Phase-space evolution of quasiparticle excitations in electron gas

In this research, we use the dual lengthscale quasiparticle model for collective quantum excitations in electron gas to study the time evolution of the Wigner function. The linearized time-dependent Schrodinger-Poisson system for quasiparticles is used to study the dynamics of initial known stationary and damped solutions in an electron gas with arbitrary degree of degeneracy. The self-consistent potential in the Schrodinger-Poisson model is treated in a quite different manner in this analysis due to the effective coupling of the electrostatic field to the electron density, which leads to a modified Wigner function.
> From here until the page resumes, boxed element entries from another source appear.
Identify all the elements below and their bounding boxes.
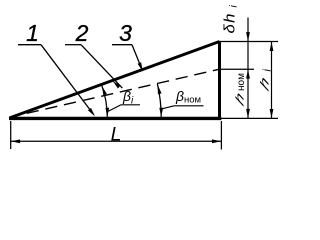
base surface (thick bottom line) — [9, 117, 221, 120]
hypotenuse: actual inclined surface (thick) — [10, 42, 220, 118]
left extension line for L — [10, 121, 12, 149]
svg-text:h: h — [258, 73, 271, 94]
svg-text:βi: βi — [122, 88, 134, 106]
nominal profile (dashed line) — [11, 69, 220, 117]
extension line from top corner to the right — [220, 41, 279, 43]
angle arc beta_nom (base to dashed nominal line) — [157, 84, 161, 118]
dimension line L — [11, 140, 222, 142]
extension line at nominal height — [220, 68, 255, 70]
right edge of wedge (thick) — [218, 41, 221, 120]
svg-text:2: 2 — [75, 20, 89, 46]
angle arc beta_i (base to hypotenuse) — [102, 85, 108, 118]
extension line from base to the right — [221, 117, 278, 119]
label h_i (rotated) — [258, 69, 274, 95]
label h_nom (rotated) — [233, 73, 247, 109]
svg-text:βном: βном — [175, 88, 201, 106]
right extension line for L — [220, 121, 222, 150]
label delta-h_i (rotated) — [222, 5, 239, 34]
svg-text:i: i — [228, 5, 240, 8]
svg-text:L: L — [111, 123, 122, 145]
svg-text:δh: δh — [222, 12, 238, 33]
dimension line h_i (vertical at x=271.5) — [271, 42, 273, 119]
svg-text:3: 3 — [119, 20, 132, 46]
dimension line delta-h_i / h_nom (vertical at x=248) — [247, 18, 249, 119]
svg-text:ном: ном — [236, 73, 247, 91]
svg-text:1: 1 — [26, 20, 39, 46]
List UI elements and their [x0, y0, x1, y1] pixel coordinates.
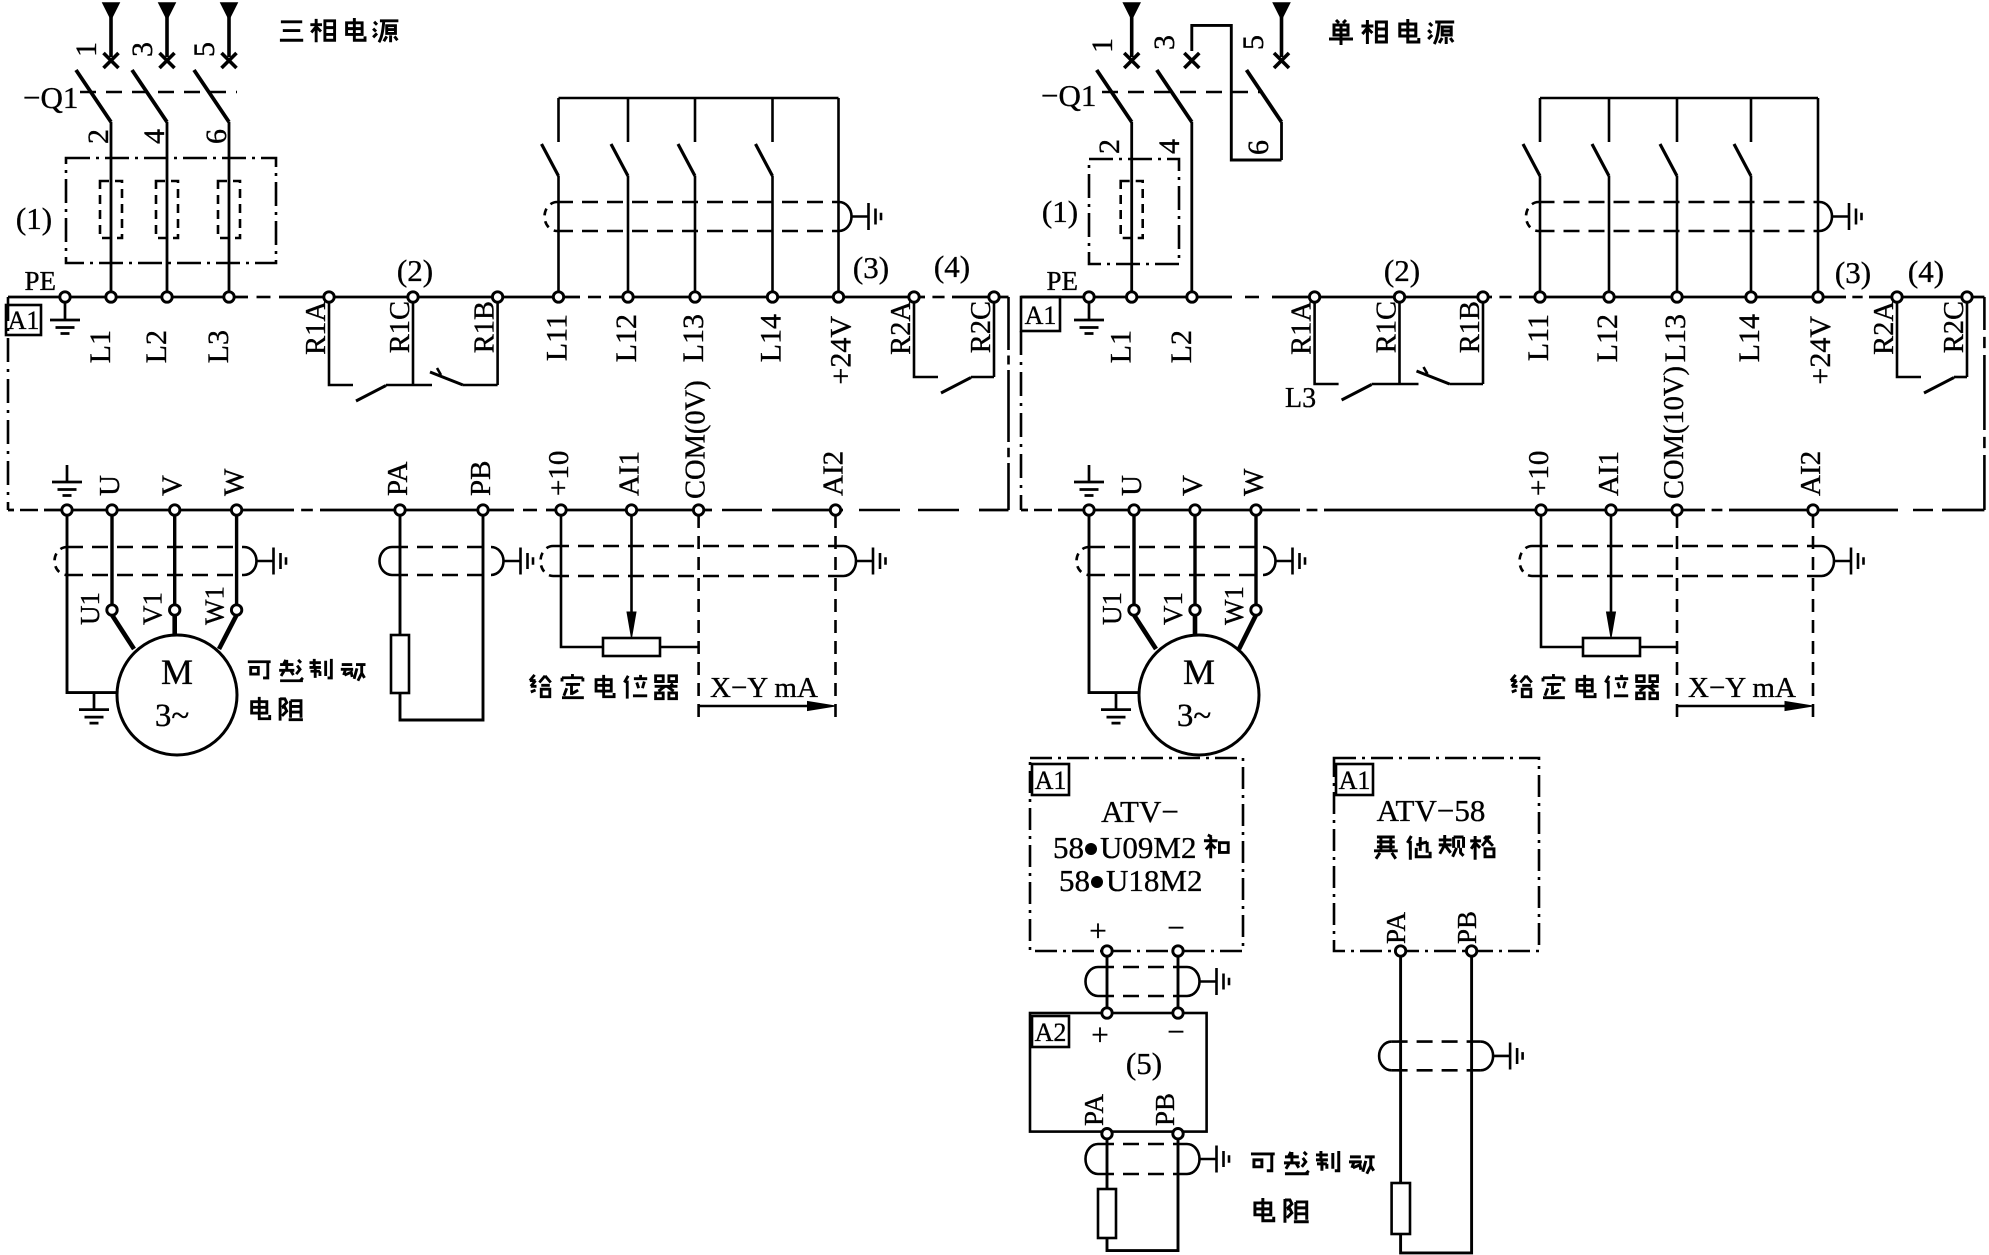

It is shown that the modified Wigner function in the absence of external potential evolves similar to the system of free particles, a feature of collective quantum excitations which is quite analogous to freely evolving classical system of particles in the center of mass frame in the absence of external forces. The time evolution of the modified Wigner function reveals a grinding effect on large-amplitude density structures present at initial states, which is a characteristic feature of the Landau damping in plasmas. It is further shown that linear phase-space dynamics of spill-out electrons (damped quasiparticles) can be described similar to free quasiparticles with imaginary momentum. The later predicts the surface electron tunneling via the collective excitations of spill-out electrons at the half-space boundary, which is closely related to the Heisenberg's uncertainty principle. Current research can have applications in plasmonics and related fields.